Ce qu’il faut retenir :
- La demande d’agrément MiCA de Binance en Grèce serait sur le point d’être rejetée, selon Reuters.
- Christine Lagarde aurait personnellement pesé pour bloquer ce dossier, afin de protéger l’euro numérique.
- Sans agrément avant le 30 juin, Binance ne pourrait plus servir légalement les clients de l’UE dès le 1er juillet.
Binance, première plateforme d’échange crypto au monde, joue son avenir européen à quelques jours d’une échéance couperet. Selon Reuters, le régulateur grec (HCMC) s’apprêterait à rejeter sa demande d’agrément MiCA, ce qui priverait l’exchange d’accès aux 27 pays de l’Union dès le 1er juillet. Une information explosive vient s’y greffer : d’après le journaliste Gregory Raymond, ce blocage viendrait d’en haut, et plus précisément de Christine Lagarde, présidente de la Banque centrale européenne (BCE).
Christine Lagarde a-t-elle bloqué Binance en Europe ?
Prudence avant tout : cette accusation repose pour l’instant sur les seules informations de Gregory Raymond, qui cite des sources anonymes. Elle n’a été confirmée ni par Reuters, ni par les autres médias, ni par les autorités concernées.
Selon le journaliste, le régulateur grec aurait jugé le dossier de Binance complet et conforme à MiCA. Le blocage serait venu du sommet de l’État : Christine Lagarde aurait signalé au Premier ministre grec que Binance n’était pas la bienvenue en Europe, une consigne ensuite relayée au ministre des Finances puis à la HCMC. La motivation présumée de la présidente de la BCE tiendrait aux stablecoins. Binance étant le principal vecteur de liquidité de ces actifs en Europe, lui couper l’accès au marché renforcerait, par contrainte, la position du futur euro numérique, la monnaie numérique de banque centrale préparée par la BCE.
Ce que Reuters et Binance confirment
Sur le terrain des faits vérifiés, le tableau est déjà tendu. Mardi, Reuters a rapporté, en citant deux sources proches du dossier, que la HCMC s’apprêtait à rejeter la demande de Binance. L’exchange a répliqué le jour même dans un billet de blog : selon lui, le régulateur grec avait achevé son examen et jugé le dossier conforme aux exigences de MiCA, avant transmission à l’ESMA, l’autorité européenne des marchés financiers. Binance affirme même que l’ESMA comptait faire avancer la licence lors d’un prochain conseil.
La plateforme a prévenu qu’un rejet risquait d’« affaiblir la liquidité », de réduire la concurrence et de pousser activité, emplois et recettes fiscales hors de l’UE. Elle promet une mise à jour à ses utilisateurs d’ici le 30 juin.

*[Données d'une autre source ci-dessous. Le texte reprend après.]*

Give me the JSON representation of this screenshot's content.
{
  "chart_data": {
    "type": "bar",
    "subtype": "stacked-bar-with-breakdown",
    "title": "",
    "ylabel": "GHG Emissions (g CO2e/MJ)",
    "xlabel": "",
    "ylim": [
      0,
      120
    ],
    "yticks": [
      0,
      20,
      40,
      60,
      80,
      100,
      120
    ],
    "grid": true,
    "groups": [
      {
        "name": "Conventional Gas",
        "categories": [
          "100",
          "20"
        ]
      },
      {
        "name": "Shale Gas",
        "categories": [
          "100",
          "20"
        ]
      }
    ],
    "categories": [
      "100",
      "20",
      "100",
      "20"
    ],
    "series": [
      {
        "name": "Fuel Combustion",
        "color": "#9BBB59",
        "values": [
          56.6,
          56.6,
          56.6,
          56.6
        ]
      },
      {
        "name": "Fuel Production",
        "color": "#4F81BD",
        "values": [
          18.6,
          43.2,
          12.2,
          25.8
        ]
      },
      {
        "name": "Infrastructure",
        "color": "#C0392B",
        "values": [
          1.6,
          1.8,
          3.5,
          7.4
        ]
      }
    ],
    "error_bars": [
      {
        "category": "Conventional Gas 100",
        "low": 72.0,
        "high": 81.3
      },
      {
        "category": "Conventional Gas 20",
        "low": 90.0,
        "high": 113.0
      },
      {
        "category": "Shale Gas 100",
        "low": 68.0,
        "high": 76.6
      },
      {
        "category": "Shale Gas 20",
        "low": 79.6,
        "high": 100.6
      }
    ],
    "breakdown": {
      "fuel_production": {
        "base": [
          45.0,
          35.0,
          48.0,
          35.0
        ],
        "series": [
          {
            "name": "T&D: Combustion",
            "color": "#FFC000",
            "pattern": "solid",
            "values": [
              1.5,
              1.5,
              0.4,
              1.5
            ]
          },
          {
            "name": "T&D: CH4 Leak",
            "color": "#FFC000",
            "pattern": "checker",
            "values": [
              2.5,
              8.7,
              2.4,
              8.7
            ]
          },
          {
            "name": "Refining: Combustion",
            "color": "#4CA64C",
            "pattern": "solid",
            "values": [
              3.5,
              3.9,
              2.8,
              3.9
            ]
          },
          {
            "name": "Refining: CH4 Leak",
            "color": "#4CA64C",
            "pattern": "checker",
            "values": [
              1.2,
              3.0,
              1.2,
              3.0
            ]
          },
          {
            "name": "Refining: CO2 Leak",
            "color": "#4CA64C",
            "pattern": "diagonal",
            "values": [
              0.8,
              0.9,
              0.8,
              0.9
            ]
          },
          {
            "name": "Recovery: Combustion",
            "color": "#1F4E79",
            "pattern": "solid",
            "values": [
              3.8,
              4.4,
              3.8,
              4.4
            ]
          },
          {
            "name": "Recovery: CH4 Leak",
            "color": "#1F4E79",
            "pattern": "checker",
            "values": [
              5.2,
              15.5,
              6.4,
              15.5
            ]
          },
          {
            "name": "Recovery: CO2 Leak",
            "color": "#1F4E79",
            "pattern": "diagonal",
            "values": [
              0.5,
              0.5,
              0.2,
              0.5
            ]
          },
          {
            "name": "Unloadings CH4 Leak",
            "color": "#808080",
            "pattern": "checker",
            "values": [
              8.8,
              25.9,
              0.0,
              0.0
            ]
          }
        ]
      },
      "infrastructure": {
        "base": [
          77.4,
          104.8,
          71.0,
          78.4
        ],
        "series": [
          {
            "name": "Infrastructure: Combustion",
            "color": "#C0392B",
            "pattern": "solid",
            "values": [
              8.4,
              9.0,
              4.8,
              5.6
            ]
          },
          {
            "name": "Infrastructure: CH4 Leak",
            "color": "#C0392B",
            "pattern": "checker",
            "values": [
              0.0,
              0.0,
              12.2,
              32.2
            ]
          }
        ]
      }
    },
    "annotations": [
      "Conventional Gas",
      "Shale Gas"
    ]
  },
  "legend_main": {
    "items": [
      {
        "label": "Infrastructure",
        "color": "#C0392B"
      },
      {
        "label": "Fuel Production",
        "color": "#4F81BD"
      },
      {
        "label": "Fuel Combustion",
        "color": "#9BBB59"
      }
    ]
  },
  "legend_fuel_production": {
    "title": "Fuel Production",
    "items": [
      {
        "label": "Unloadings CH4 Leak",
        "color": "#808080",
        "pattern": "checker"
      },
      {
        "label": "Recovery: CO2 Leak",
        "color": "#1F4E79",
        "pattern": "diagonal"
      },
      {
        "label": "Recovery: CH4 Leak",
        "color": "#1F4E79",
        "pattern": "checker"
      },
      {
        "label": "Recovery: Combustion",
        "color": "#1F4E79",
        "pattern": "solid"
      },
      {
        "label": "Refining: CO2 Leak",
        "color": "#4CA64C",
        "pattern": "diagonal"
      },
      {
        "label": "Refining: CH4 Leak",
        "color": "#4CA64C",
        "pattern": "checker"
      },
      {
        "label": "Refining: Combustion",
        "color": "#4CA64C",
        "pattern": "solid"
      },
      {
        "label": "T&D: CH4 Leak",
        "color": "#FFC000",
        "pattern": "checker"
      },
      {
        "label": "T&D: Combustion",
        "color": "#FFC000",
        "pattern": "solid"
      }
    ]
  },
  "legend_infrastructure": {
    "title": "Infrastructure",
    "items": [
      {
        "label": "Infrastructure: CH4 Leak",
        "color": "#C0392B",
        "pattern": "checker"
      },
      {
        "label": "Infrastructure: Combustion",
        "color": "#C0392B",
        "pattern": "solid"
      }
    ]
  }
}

Rappel du cadre : MiCA (Markets in Crypto-Assets) est le règlement qui encadre les crypto-actifs dans l’Union. Un agrément obtenu dans un seul État membre vaut passeport pour les 27. Binance avait déposé sa demande en Grèce en janvier 2026. L’Allemagne et les Pays-Bas, eux, ont déjà accordé des licences MiCA à des acteurs crypto.
La France, dernier recours de Binance ?
Toujours selon Gregory Raymond, la France serait désormais la seule option solide de Binance pour conserver un accès au marché européen. Des discussions seraient en cours avec l’AMF, le régulateur français, mais aucune demande formelle n’aurait été déposée. Côté français, le Trésor et Tracfin, la cellule anti-blanchiment, pousseraient pour une supervision depuis Paris, afin de garder un œil sur les flux financiers de la plateforme, qui disparaîtraient de leur radar en cas de sortie du marché européen.
Un géant déjà sous pression
Binance reste sous surveillance des deux côtés de l’Atlantique. En 2023, l’exchange avait conclu un accord avec les autorités américaines : son fondateur Changpeng Zhao avait quitté la direction et plaidé coupable, et l’entreprise avait accepté de verser 4,3 milliards de dollars et de se plier à un programme de supervision. Plus récemment, des élus américains réclamaient des comptes après des informations faisant état d’un milliard de dollars acheminés vers des entités sanctionnées.
Et maintenant ?
Tout se joue d’ici la fin du mois. Si la HCMC confirme son refus et qu’aucun autre régulateur ne prend le relais avant le 30 juin, Binance basculera dans l’illégalité sur le sol européen au 1er juillet. La piste française devient donc décisive, à condition qu’une demande soit déposée à temps. Quant à l’implication supposée de Christine Lagarde, elle restera une accusation à manier avec précaution tant qu’aucune source officielle ou indépendante ne l’aura corroborée. À suivre de très près dans les prochains jours.